Jenkins Group
- Founded: 1988; 38 years ago (as Publisher's Design Service and Publisher's Distribution Service)
- Founder: Jerrold Jenkins
- Headquarters: Traverse City, Michigan, US
- Key people: Jerrold Jenkins (chairman & CEO); Leah Nicholson (book production manager); Yvonne Fetig Roehler (creative director); James Kalajian (COO);
- Website: jenkinsgroupinc.com

= Jenkins Group =

American book publishing and marketing company

Jenkins Group, Inc. is a book publishing and marketing company based in Traverse City, Michigan, USA. It was established in 1988 as Publisher's Design Service and Publisher's Distribution Service, then was incorporated as Jenkins Group in 1995. It provides custom book publishing and marketing services and has founded several book awards programs.

==Awards programs==

===Independent Publisher Book Awards===

A contest created in 1996 and nicknamed the "IPPY" Awards, this program is open to independently published titles written in English. According to its website, the awards seek to "reward those who exhibit the courage, innovation, and creativity to bring about change in the world of publishing." Entrants can choose from 88 general awards categories as well as e-book categories and regional categories in North America, Europe, and Oceania.

===Moonbeam Children's Book Awards===
This award was founded in 2006 and with its 40+ categories aims to recognize children's books that may otherwise have been overlooked by larger, more general contests. Since 2010, the awards ceremony has been held as part of the Traverse City Children's Book Festival.

===Axiom Business Book Awards===
Established in 2007, this program targets new and innovative works in the business world across 23 categories.

===Living Now Book Awards===
Living Now medals have been awarded to "lifestyle, homestyle, world-improvement and self-improvement" books since 2008, with a new digital media category introduced in 2021. In 2016, they also introduced the Evergreen Book Medals for titles created in the new millennium that contribute to "positive global change".

===eLit Book Awards===
This contest began in 2009 and awards 66 categories of electronic publishing. It includes not only books, but also publications such as author websites and book trailers.

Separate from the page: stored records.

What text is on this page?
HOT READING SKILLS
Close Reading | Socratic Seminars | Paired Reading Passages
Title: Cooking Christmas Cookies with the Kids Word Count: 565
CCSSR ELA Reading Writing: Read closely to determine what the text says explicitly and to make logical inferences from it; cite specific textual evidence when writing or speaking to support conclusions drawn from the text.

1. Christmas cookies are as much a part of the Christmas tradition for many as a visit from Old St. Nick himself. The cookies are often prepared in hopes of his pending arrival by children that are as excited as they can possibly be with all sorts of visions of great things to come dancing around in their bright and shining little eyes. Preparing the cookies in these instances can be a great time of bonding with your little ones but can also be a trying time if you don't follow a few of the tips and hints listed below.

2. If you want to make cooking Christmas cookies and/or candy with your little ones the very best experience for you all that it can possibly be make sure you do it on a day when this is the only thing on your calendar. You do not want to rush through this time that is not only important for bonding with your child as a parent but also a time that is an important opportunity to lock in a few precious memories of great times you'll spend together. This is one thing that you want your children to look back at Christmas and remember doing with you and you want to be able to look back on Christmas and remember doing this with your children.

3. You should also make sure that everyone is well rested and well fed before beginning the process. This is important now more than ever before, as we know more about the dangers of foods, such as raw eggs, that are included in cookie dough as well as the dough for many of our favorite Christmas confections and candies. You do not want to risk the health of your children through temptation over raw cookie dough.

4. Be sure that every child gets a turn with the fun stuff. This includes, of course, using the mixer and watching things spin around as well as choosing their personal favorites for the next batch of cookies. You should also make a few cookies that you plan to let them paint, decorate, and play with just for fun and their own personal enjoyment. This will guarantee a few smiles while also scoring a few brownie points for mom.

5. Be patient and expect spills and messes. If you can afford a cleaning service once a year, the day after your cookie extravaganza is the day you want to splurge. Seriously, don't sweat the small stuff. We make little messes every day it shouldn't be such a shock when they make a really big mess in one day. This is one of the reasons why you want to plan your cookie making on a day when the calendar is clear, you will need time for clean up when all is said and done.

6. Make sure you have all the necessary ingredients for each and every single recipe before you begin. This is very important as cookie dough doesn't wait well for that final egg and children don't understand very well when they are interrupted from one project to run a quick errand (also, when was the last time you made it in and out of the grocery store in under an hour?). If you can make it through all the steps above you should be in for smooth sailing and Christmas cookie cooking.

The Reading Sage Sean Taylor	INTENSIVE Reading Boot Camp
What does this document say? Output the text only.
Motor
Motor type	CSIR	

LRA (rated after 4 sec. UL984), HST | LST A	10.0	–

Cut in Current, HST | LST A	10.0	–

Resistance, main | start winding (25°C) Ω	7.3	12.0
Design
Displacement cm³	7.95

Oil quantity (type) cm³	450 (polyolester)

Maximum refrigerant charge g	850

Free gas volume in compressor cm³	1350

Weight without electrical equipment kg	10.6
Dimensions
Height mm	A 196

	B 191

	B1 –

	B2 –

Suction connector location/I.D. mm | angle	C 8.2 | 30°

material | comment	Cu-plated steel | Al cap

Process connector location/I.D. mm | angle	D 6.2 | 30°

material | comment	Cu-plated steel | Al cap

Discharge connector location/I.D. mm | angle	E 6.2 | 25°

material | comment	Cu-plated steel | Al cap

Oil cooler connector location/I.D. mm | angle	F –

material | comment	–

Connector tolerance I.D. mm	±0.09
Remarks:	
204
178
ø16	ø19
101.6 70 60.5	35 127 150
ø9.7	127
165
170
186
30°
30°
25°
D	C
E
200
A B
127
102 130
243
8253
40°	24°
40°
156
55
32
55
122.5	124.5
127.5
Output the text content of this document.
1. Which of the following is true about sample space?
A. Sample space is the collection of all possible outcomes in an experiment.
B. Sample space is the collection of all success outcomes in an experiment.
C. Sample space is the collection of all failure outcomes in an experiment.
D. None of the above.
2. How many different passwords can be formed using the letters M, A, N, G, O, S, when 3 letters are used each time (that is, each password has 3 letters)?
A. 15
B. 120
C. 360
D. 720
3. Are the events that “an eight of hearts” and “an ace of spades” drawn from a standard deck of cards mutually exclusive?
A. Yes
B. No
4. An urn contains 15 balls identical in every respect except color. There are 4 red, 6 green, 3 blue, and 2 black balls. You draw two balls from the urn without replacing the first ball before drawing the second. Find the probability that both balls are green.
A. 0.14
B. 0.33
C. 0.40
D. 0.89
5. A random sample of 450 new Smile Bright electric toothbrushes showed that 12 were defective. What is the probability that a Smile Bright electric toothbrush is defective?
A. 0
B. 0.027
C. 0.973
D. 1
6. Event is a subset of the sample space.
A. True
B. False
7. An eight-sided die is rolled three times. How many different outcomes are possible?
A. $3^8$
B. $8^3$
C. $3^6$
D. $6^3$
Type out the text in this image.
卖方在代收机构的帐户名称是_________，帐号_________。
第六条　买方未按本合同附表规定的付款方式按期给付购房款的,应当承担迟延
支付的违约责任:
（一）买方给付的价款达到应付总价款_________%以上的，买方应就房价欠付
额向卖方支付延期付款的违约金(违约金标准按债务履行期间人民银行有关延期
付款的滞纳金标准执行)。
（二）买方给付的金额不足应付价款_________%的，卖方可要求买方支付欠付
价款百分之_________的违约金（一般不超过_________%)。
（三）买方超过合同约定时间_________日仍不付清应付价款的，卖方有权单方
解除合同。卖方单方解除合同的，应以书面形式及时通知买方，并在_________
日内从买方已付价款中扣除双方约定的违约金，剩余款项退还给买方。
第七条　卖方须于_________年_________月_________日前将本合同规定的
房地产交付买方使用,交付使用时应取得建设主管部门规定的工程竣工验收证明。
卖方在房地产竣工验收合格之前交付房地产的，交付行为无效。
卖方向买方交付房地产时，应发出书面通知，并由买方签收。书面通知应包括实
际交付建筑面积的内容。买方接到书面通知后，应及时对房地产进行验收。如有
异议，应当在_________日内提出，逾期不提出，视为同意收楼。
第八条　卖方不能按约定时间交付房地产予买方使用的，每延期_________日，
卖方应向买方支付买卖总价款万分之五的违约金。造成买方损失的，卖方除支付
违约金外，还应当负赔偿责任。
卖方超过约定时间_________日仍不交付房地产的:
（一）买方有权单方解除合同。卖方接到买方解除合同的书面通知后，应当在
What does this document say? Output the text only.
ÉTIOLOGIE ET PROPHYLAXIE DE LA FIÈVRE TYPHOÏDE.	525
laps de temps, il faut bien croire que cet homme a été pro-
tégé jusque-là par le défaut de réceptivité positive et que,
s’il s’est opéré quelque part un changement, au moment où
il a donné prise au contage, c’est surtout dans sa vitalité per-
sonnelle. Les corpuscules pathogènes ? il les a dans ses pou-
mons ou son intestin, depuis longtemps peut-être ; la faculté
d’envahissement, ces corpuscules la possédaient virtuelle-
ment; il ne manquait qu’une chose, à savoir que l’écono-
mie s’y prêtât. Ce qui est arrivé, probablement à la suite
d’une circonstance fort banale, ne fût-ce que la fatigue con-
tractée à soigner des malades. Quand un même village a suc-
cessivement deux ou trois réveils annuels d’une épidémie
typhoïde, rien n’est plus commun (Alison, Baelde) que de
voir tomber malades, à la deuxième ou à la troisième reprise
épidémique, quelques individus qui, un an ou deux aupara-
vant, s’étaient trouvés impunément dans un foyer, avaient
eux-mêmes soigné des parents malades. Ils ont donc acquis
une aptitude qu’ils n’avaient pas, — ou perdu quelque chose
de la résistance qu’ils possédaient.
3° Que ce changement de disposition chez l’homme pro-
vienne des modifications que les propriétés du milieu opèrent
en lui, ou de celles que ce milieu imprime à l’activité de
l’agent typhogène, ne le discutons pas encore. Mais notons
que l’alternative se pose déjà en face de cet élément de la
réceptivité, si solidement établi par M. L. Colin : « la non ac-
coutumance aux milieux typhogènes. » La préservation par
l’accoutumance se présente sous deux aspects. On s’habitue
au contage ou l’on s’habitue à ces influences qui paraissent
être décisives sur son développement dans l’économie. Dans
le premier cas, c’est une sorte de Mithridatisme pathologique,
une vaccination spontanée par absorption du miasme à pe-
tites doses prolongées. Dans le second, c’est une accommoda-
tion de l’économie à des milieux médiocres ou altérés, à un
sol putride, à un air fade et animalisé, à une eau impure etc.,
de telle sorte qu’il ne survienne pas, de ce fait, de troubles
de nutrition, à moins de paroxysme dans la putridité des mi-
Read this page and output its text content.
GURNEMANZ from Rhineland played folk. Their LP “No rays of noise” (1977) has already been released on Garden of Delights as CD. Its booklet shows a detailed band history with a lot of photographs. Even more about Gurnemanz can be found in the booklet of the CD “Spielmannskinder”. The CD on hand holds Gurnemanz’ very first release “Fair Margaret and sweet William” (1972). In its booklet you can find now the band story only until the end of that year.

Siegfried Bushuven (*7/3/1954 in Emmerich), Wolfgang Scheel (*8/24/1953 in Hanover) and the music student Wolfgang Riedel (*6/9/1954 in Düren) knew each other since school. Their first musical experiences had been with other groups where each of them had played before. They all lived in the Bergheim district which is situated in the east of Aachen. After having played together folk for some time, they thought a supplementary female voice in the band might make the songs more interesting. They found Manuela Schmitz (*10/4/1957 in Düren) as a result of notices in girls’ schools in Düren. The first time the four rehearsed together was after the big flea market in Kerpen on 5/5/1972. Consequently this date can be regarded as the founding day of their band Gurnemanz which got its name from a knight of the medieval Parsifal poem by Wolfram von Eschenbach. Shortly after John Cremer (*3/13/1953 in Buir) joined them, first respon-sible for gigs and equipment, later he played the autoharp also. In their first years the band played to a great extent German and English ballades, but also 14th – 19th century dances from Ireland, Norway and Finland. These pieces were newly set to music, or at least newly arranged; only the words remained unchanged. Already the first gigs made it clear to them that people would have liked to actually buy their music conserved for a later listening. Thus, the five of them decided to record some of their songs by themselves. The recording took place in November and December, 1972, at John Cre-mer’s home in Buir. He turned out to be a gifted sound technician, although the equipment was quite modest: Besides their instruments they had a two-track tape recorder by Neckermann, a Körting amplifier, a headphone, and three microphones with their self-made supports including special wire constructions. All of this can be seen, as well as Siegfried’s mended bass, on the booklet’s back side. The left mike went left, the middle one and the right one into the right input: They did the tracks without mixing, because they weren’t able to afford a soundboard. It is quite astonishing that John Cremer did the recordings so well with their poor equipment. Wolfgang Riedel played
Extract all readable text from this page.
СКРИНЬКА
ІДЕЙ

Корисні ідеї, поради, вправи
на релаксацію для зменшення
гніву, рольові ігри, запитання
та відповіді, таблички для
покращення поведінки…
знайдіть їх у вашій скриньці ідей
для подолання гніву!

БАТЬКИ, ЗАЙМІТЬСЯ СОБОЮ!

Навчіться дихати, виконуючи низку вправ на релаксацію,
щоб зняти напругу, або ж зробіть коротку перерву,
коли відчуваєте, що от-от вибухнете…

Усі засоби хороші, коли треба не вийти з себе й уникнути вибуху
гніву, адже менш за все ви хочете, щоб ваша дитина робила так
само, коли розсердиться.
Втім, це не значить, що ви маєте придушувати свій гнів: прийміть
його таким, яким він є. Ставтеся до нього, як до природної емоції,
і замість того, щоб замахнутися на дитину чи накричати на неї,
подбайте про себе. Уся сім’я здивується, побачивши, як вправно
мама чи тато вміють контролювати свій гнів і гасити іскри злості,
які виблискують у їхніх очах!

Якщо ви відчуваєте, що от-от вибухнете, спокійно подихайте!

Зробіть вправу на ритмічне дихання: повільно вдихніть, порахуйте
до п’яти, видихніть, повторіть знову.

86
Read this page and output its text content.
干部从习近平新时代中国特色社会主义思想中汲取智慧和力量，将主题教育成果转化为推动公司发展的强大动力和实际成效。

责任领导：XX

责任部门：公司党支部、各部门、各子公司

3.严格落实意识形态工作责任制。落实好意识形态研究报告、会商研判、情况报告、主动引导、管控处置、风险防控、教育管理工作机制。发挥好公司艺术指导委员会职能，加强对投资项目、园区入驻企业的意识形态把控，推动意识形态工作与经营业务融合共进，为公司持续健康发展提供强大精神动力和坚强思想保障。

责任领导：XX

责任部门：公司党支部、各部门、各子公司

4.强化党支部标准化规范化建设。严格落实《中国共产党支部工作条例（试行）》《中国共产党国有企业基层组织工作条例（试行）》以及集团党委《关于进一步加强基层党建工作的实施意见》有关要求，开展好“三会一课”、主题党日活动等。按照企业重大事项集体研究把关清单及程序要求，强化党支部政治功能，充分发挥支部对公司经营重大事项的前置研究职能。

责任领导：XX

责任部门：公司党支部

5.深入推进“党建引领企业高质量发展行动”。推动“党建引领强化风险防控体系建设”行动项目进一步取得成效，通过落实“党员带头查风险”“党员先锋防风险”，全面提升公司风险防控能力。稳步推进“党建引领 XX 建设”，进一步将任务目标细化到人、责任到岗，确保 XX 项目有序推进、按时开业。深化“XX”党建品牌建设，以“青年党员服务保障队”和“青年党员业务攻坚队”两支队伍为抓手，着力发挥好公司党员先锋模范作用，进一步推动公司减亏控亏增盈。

===Illumination Book Awards===
The newest of Jenkins Group's award programs, Illumination was started in 2013 to recognize leading authors in Christian publishing.

===Criticism===
The awards established by Jenkins Group were criticized by Writer Beware, an advocacy blog sponsored by the Science Fiction and Fantasy Writers of America, listing them among others that purportedly benefit the organizer more than the winners and noting that "even among profiteers, however, Jenkins is unusual in the amount of extra merchandise it hawks to winners." The Alliance of Independent Authors also gave all six Jenkins awards its worst rating, reserved for "contests with more serious concerns". Notes for some of the contests included "relentless marketing and upselling" and "the site's FAQ notes that judges may not even read the books".

==Podcasts==

===Concept to Cover===
Established in 2023, Concept to Cover is a podcast hosted by Leah Nicholson that features editors, writers, and ghostwriters, and more leaders in the book industry.

===Behind The Cover===
Established in 2023, Behind The Cover is a podcast hosted by Amy Shamroe that features award-winning authors and a look behind the scenes with those in the book industry.